Digital communication works well – for everybody, always?
In this issue of the Journal of the Norwegian Medical Association, Tveter and colleagues publish experiences from the use of video consultations at the outpatient rheumatology clinic at Diakonhjemmet Hospital (1). The study shows that both therapists and patients were generally satisfied with video consultations for following up patients with rheumatic diseases. However, one-quarter of the patients felt that it was problematic not to be examined, and the therapists believe that video consultations are best suited for following up patients with little comorbidity. These results concur with findings made by others (2–5).

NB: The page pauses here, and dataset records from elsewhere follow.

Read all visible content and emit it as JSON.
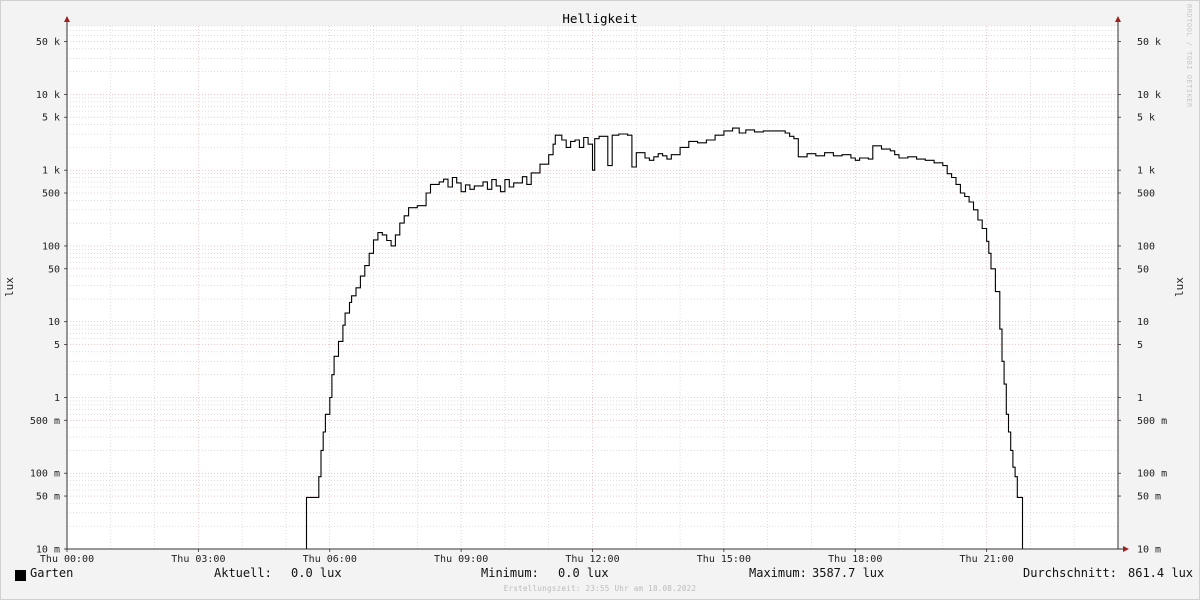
{
  "chart_data": {
    "type": "line",
    "title": "Helligkeit",
    "ylabel": "lux",
    "y_scale": "log",
    "ylim": [
      0.01,
      80000
    ],
    "y_ticks": [
      {
        "v": 50000,
        "label": "50 k"
      },
      {
        "v": 10000,
        "label": "10 k"
      },
      {
        "v": 5000,
        "label": "5 k"
      },
      {
        "v": 1000,
        "label": "1 k"
      },
      {
        "v": 500,
        "label": "500"
      },
      {
        "v": 100,
        "label": "100"
      },
      {
        "v": 50,
        "label": "50"
      },
      {
        "v": 10,
        "label": "10"
      },
      {
        "v": 5,
        "label": "5"
      },
      {
        "v": 1,
        "label": "1"
      },
      {
        "v": 0.5,
        "label": "500 m"
      },
      {
        "v": 0.1,
        "label": "100 m"
      },
      {
        "v": 0.05,
        "label": "50 m"
      },
      {
        "v": 0.01,
        "label": "10 m"
      }
    ],
    "xlim_hours": [
      0,
      24
    ],
    "x_ticks": [
      {
        "h": 0,
        "label": "Thu 00:00"
      },
      {
        "h": 3,
        "label": "Thu 03:00"
      },
      {
        "h": 6,
        "label": "Thu 06:00"
      },
      {
        "h": 9,
        "label": "Thu 09:00"
      },
      {
        "h": 12,
        "label": "Thu 12:00"
      },
      {
        "h": 15,
        "label": "Thu 15:00"
      },
      {
        "h": 18,
        "label": "Thu 18:00"
      },
      {
        "h": 21,
        "label": "Thu 21:00"
      }
    ],
    "grid": true,
    "line_color": "#000000",
    "major_grid_color": "#e8a8a8",
    "minor_grid_color": "#c8c8c8",
    "series": [
      {
        "name": "Garten",
        "points": [
          [
            0.0,
            0.0
          ],
          [
            5.45,
            0.0
          ],
          [
            5.47,
            0.048
          ],
          [
            5.7,
            0.048
          ],
          [
            5.75,
            0.09
          ],
          [
            5.8,
            0.2
          ],
          [
            5.85,
            0.35
          ],
          [
            5.9,
            0.6
          ],
          [
            6.0,
            1.0
          ],
          [
            6.05,
            2.0
          ],
          [
            6.1,
            3.5
          ],
          [
            6.2,
            5.5
          ],
          [
            6.3,
            9.0
          ],
          [
            6.35,
            13
          ],
          [
            6.45,
            18
          ],
          [
            6.5,
            22
          ],
          [
            6.6,
            28
          ],
          [
            6.7,
            40
          ],
          [
            6.8,
            55
          ],
          [
            6.9,
            80
          ],
          [
            7.0,
            120
          ],
          [
            7.1,
            150
          ],
          [
            7.2,
            140
          ],
          [
            7.3,
            118
          ],
          [
            7.4,
            100
          ],
          [
            7.5,
            140
          ],
          [
            7.6,
            200
          ],
          [
            7.7,
            250
          ],
          [
            7.8,
            320
          ],
          [
            8.0,
            340
          ],
          [
            8.2,
            500
          ],
          [
            8.3,
            650
          ],
          [
            8.5,
            700
          ],
          [
            8.6,
            760
          ],
          [
            8.7,
            600
          ],
          [
            8.8,
            800
          ],
          [
            8.9,
            680
          ],
          [
            9.0,
            520
          ],
          [
            9.1,
            640
          ],
          [
            9.2,
            560
          ],
          [
            9.3,
            620
          ],
          [
            9.5,
            700
          ],
          [
            9.6,
            560
          ],
          [
            9.7,
            750
          ],
          [
            9.8,
            620
          ],
          [
            9.9,
            520
          ],
          [
            10.0,
            750
          ],
          [
            10.1,
            600
          ],
          [
            10.2,
            680
          ],
          [
            10.4,
            820
          ],
          [
            10.5,
            650
          ],
          [
            10.6,
            920
          ],
          [
            10.8,
            1200
          ],
          [
            11.0,
            1600
          ],
          [
            11.1,
            2200
          ],
          [
            11.15,
            2900
          ],
          [
            11.3,
            2500
          ],
          [
            11.4,
            2000
          ],
          [
            11.5,
            2400
          ],
          [
            11.6,
            2500
          ],
          [
            11.7,
            2000
          ],
          [
            11.8,
            2700
          ],
          [
            11.9,
            2200
          ],
          [
            12.0,
            1000
          ],
          [
            12.05,
            2600
          ],
          [
            12.15,
            2800
          ],
          [
            12.35,
            1150
          ],
          [
            12.45,
            2900
          ],
          [
            12.6,
            3000
          ],
          [
            12.8,
            2900
          ],
          [
            12.9,
            1100
          ],
          [
            13.0,
            1700
          ],
          [
            13.2,
            1450
          ],
          [
            13.3,
            1350
          ],
          [
            13.4,
            1500
          ],
          [
            13.5,
            1650
          ],
          [
            13.6,
            1550
          ],
          [
            13.7,
            1400
          ],
          [
            13.8,
            1600
          ],
          [
            14.0,
            2000
          ],
          [
            14.2,
            2400
          ],
          [
            14.4,
            2300
          ],
          [
            14.6,
            2500
          ],
          [
            14.8,
            2900
          ],
          [
            15.0,
            3300
          ],
          [
            15.2,
            3587.7
          ],
          [
            15.35,
            3100
          ],
          [
            15.5,
            3400
          ],
          [
            15.7,
            3200
          ],
          [
            15.9,
            3300
          ],
          [
            16.2,
            3300
          ],
          [
            16.4,
            3100
          ],
          [
            16.5,
            2800
          ],
          [
            16.6,
            2600
          ],
          [
            16.7,
            1500
          ],
          [
            16.9,
            1650
          ],
          [
            17.1,
            1550
          ],
          [
            17.3,
            1700
          ],
          [
            17.5,
            1550
          ],
          [
            17.7,
            1600
          ],
          [
            17.9,
            1450
          ],
          [
            18.0,
            1350
          ],
          [
            18.1,
            1450
          ],
          [
            18.3,
            1400
          ],
          [
            18.4,
            2100
          ],
          [
            18.6,
            1900
          ],
          [
            18.8,
            1800
          ],
          [
            18.9,
            1600
          ],
          [
            19.0,
            1450
          ],
          [
            19.2,
            1500
          ],
          [
            19.4,
            1400
          ],
          [
            19.6,
            1350
          ],
          [
            19.8,
            1250
          ],
          [
            20.0,
            1150
          ],
          [
            20.1,
            900
          ],
          [
            20.2,
            800
          ],
          [
            20.3,
            650
          ],
          [
            20.4,
            500
          ],
          [
            20.5,
            450
          ],
          [
            20.6,
            380
          ],
          [
            20.7,
            300
          ],
          [
            20.8,
            220
          ],
          [
            20.9,
            170
          ],
          [
            21.0,
            115
          ],
          [
            21.05,
            80
          ],
          [
            21.1,
            50
          ],
          [
            21.2,
            25
          ],
          [
            21.3,
            8
          ],
          [
            21.35,
            3
          ],
          [
            21.4,
            1.5
          ],
          [
            21.45,
            0.6
          ],
          [
            21.5,
            0.35
          ],
          [
            21.55,
            0.2
          ],
          [
            21.6,
            0.12
          ],
          [
            21.65,
            0.09
          ],
          [
            21.7,
            0.048
          ],
          [
            21.8,
            0.048
          ],
          [
            21.82,
            0.0
          ],
          [
            24.0,
            0.0
          ]
        ]
      }
    ]
  },
  "watermark": "RRDTOOL / TOBI OETIKER",
  "legend": {
    "series_name": "Garten",
    "swatch_color": "#000000",
    "current_label": "Aktuell:",
    "current_value": "0.0 lux",
    "min_label": "Minimum:",
    "min_value": "0.0 lux",
    "max_label": "Maximum:",
    "max_value": "3587.7 lux",
    "avg_label": "Durchschnitt:",
    "avg_value": "861.4 lux"
  },
  "footer": "Erstellungszeit: 23:55 Uhr am 18.08.2022"
}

Rapid technological development has made it possible to have medical consultations online (2). Before the COVID-19 pandemic, however, little use was made of them. The numerous barriers included the clinicians' opinion that they provided no possibility for clinical examination and building of relationships. In some countries, insurance and reimbursement schemes constituted further barriers. Infrastructure was yet another issue: concerns about data security, unequal access to and knowledge about technology, and disruption of established work processes (2), (6–8). With the anxieties caused by the pandemic regarding physical contact, most of the barriers vanished into thin air. Patients, and not only those in sparsely populated areas, found digital access to health personnel both tempting and simple. The possibility of technological monitoring of the patients' condition in their homes is better utilised, and patients can be sorted in advance by solutions such as chatbots (forward triage), thereby increasing the efficiency of emergency departments (2, 6). It is reasonable to assume that when danger threatens, most people are willing to accept digital risks in order to get in touch with competent health personnel.
We will see greater differences in health service provision between those who can cope with and have access to the technology and the rest of the population
While there is no lack of studies that use satisfaction as an outcome measure, or descriptions of various uses of remote digital technology (7, 9), the literature includes few detailed observations. Hammersley and colleagues compared video consultation with audio recordings of regular consultations (5). They found that on average, regular consultations lasted four minutes longer than video or telephone consultations. The patients also brought up more problems, and the doctors gave more information than when using digital aids. A physical encounter may also provide better opportunities to consider different symptoms in context. A conversation analysis study compared video consultations with matched audio recordings of regular consultations (4). Most of the consultations were uncomplicated. To the extent that technical challenges disrupted the video conversations, it turned out that both the clinician and the patient relied on common interpersonal communication strategies to resolve the situation. This is consistent with general communication theory.
As a main rule, conversations tend to be collaborative. As an unexpected effect of digital consultations in the United States, doctors have gained shocking insight into their patients' lives and living conditions (10). Remote technology may thus provide insight through a paradoxical 'proximity'. It is questionable, though, whether such a scent-free orientation to reality will entail any consequences for medical work. One of the greatest concerns associated with the digital era is that we will see greater differences in health service provision between those who can cope with and have access to the technology on the one hand and the rest of the population on the other. Overconsumption of services is expected among those who can afford them, because the services become more available or because the digital doctor orders more, and costlier tests when the patients cannot be examined physically (4–6), (10).
During the pandemic, it has become abundantly clear how much personal contact, smell, hugs, touch and warmth mean to people. Digital remote proximity may nevertheless prove efficient and able to prevent infection (7), and the future may show when the technology is helpful and when instead it is harmful. Going forward we should ask ourselves whether some of the billions that are spent on digitalisation should rather be devoted to human resources that can be applied to old-fashioned, perhaps somewhat slower and less practical proximity. Perhaps in the end this would be more meaningful for both the service provider and the user?